Wednesday, August 25, 2010

Higher fares mean lower ridership, $4.7M revenue shortfall for OC Transpo

OC Transpo's 7.5 per cent fare increase in March 2010, coupled with mild weather and lower gas prices, have resulted in a $4.7M revenue shortfall for the transit utility due to less than anticipated ridership, according to a report in the Ottawa Citizen:
OC Transpo saw record ridership in December, when 8.4 million passengers were recorded. But ridership fell below budgeted levels after fares went up 7.5 per cent in March, says a staff report that’s to go to city council’s transit committee on Monday.

This year’s final ridership levels are expected to be down 3.1 per cent from budgeted levels, according to the report. Ridership in the second quarter of the year — 22.7 million passenger trips — was 6.7 per cent lower than budgeted levels, it says.
The good news is that the report also predicts a savings of $4.5M in savings, resulting in an overall operating deficit of around $174k.

The concern for transit advocates lies in the less-than-budgeted ridership levels, as much as it does the lost revenue. Given the other possibly contributing factors (gas prices and mild weather), it could simply be a temporary decrease. But if the ridership dip continues, it could be an indication that the higher-than-inflation transit fare increases have finally caught up to OC Transpo, and that some serious changes are in store.


RealGrouchy said...

How do ridership levels for this year compare with last year (as opposed to budgeted levels for this year, which can be taken from a hat)?
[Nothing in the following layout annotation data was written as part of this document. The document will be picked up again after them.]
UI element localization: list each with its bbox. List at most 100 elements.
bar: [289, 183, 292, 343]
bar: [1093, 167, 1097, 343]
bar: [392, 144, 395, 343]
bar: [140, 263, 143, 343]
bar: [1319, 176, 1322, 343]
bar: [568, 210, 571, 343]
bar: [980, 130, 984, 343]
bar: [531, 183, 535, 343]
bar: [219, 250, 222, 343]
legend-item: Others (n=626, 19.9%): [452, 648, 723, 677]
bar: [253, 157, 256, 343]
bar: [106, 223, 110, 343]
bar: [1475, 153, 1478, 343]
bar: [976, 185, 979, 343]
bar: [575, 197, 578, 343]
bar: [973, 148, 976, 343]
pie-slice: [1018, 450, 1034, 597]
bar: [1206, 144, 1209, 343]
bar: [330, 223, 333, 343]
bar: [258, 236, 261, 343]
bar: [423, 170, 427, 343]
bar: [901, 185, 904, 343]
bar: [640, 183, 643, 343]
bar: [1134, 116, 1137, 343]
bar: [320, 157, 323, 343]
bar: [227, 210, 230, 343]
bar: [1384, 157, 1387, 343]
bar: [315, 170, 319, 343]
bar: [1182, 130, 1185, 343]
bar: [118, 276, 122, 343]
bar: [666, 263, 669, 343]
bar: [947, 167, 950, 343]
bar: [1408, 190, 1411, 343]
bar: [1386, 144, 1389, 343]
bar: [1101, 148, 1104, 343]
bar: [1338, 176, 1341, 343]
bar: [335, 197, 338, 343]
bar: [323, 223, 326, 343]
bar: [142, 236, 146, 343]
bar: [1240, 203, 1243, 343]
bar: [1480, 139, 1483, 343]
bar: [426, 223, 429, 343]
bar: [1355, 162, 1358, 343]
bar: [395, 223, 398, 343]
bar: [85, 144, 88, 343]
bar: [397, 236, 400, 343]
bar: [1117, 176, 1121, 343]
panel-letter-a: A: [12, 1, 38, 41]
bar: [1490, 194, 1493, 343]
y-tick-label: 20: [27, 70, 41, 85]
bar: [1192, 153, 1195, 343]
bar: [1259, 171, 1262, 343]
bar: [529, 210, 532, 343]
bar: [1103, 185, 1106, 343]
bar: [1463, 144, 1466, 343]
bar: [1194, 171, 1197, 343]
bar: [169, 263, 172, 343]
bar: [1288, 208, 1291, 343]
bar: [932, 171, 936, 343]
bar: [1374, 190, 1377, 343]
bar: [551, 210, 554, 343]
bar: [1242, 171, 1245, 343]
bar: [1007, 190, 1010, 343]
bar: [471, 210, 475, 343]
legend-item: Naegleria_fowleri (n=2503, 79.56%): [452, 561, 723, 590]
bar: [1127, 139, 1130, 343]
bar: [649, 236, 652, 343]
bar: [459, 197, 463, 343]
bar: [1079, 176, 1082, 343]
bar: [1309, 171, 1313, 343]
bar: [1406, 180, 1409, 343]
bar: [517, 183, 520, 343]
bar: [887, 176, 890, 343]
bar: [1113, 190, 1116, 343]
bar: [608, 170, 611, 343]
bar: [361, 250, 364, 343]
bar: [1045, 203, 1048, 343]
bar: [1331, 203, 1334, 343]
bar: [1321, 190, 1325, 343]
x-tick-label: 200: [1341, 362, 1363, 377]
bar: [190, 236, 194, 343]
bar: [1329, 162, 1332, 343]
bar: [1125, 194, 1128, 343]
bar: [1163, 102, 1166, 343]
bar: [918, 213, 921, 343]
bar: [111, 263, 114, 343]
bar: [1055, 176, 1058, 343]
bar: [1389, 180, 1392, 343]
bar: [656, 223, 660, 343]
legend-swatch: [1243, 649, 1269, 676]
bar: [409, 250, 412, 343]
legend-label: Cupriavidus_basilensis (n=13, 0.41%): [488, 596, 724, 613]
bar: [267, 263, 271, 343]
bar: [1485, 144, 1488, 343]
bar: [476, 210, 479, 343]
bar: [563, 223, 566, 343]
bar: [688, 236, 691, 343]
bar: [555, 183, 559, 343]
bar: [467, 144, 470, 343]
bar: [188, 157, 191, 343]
Are actual ridership numbers up or down? (My guess is they would say they were up if they were, in order to spin it as a not-so-bad thing)

- RG>

Charlie Taylor said...

I've been saying for months that out of control fare increases would lead to less revenue. We need to bring fares down to an affordable level to create incentive for people to use transit.

Anonymous said...

yes you are correct. ridership is up but not as much as they bugeted and it is even higher then last year..
10 to 15 percent fair evasion which represents from 20-30 million in lost revenu a year they find it easier to raise the fare and collect from the people who pay instead of getting it from the free riders.